See a Penny

When I was a little girl I would pick up coins I found on the street indiscriminately. One day my uncle say me pick up a penny and smacked it out of my hand. The penny I had picked up had been tails-up and according to my uncle, was therefore bad luck. He believed picking up pennies in particular to be good luck but only if done in a certain way:

” ‘Nomas cuando cae de cara lo levantas. Y luego le ases la señal de la cruz en el cemento o donde haiga caído. Si no lo persinas entonces no es buena suerte. Y de una vez te persinas tu tambien para que tengas mejor suerte”

“Only pick it up when it’s heads-up. And then you have to make the sign of the cross in the cement or wherever it had fallen. If you don’t cross it, then it’s not good luck. And you might as well cross yourself with it too so that you can have better luck.”

My uncle was a devout Catholic who immigrated here when he was an adult. He is particularly attached to his rural Mexican and Catholic superstitions in America. He came to the U.S. for the prospect of economic advancement. While I’ve heard it is prudent to bless any money you find from other people in my family or Mexicans from the same region as them (Southern Mexico) my uncle always stressed pennies were the only luck money to pick up. In fact he thought it especially bad luck if you found bills – the higher the value of the money the worst the luck.

I believe this is a reflection of his reconciling his rural and religious virtues with his experience in the economic culture of America. He appreciated the economic resources of this country and therefore saw the value in picking up found money. But his background warned him against potential greed that would distance him from his religious beliefs.
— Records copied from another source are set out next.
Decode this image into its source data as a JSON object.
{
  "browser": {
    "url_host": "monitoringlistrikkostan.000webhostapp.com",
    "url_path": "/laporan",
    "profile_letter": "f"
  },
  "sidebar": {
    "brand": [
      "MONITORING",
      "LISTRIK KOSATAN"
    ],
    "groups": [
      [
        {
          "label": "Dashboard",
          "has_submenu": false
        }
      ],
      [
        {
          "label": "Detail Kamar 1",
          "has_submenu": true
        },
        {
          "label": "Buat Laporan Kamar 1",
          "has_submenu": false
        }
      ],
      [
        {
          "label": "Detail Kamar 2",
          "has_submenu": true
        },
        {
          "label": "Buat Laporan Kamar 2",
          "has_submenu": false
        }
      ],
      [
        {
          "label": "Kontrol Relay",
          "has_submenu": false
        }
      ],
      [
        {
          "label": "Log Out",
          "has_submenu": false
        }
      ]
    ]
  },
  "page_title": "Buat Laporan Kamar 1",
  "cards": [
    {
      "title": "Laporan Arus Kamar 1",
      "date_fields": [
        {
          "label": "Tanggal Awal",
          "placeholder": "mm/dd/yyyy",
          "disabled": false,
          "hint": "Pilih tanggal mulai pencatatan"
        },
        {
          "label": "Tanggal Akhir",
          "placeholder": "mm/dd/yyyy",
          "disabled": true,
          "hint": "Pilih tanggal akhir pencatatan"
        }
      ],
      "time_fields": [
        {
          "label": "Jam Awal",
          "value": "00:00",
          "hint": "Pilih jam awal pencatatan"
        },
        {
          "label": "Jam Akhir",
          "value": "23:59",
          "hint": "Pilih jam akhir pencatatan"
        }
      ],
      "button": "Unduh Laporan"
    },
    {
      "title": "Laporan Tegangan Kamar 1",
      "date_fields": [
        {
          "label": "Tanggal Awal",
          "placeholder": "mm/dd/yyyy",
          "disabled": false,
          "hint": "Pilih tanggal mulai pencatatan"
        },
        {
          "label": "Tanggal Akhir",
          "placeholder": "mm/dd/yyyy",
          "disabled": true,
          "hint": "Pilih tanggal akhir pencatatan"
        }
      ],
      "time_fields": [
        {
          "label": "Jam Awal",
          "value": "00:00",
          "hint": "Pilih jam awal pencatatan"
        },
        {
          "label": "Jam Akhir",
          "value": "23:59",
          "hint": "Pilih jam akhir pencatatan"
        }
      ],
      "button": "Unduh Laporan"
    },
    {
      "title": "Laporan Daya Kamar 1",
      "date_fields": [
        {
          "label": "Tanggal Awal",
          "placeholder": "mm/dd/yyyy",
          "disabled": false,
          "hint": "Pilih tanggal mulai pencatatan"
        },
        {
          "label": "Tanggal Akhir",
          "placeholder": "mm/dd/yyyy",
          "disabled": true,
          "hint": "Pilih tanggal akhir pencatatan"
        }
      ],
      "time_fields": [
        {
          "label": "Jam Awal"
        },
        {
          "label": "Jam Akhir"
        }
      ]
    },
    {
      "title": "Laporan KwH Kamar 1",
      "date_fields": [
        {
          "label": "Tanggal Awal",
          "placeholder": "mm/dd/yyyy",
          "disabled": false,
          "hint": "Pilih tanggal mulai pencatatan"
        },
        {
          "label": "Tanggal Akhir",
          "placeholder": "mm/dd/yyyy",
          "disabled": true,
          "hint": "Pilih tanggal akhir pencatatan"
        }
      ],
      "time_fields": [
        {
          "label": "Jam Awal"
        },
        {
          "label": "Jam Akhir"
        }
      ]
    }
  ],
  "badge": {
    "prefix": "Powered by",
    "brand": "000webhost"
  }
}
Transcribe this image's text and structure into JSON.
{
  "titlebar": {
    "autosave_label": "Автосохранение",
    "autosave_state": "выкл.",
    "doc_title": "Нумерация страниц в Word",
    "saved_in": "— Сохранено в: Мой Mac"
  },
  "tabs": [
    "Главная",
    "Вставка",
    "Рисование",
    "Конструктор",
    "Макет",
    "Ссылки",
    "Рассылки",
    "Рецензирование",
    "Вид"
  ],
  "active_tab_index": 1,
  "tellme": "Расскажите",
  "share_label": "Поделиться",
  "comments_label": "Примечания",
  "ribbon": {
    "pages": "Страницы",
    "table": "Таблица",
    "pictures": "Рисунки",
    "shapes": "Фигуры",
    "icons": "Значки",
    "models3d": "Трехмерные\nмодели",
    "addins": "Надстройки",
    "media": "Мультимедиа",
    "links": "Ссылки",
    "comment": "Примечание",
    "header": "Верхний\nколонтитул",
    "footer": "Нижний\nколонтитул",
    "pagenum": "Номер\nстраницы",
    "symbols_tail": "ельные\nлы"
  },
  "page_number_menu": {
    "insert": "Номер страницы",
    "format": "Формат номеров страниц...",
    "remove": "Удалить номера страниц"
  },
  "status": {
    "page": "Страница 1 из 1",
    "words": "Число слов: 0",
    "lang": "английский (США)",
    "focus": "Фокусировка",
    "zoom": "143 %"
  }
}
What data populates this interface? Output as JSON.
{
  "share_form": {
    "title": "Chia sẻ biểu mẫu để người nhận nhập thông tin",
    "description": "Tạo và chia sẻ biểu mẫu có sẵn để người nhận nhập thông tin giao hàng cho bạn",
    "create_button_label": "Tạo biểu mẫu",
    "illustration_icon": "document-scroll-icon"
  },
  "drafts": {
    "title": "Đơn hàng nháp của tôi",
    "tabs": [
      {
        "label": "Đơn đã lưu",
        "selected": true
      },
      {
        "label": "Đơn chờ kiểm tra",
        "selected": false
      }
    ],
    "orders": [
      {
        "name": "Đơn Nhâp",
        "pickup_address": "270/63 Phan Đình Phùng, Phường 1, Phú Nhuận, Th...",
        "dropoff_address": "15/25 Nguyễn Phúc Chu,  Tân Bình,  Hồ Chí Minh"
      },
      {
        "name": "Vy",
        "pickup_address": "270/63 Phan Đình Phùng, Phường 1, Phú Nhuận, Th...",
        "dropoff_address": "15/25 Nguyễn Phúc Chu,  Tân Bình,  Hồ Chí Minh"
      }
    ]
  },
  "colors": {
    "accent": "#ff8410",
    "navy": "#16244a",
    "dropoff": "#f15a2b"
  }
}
Pennies symbolized a brick-by-brick approach to economic gain that he could support.

After my uncle told me about this I was particularly attentive to pennies, and anytime I saw a penny I would think of the rhyme from the musical movie Grease (1978):

“See a penny pick it up… all day long you’ll have good luck!”

Frenchy recites this rhyme and is the one prudent enough to notice the penny to give to Kenickie for good luck in his race. Rizzo’s greedily intercepts Frenchy, however, and she snatches the lucky penny to give to Kenickie herself. The penny then not only looses it’s luck so innocently acquired by Frency, but it becomes unlucky as it causes Kenickie to get a concussion which takes him out the race completely.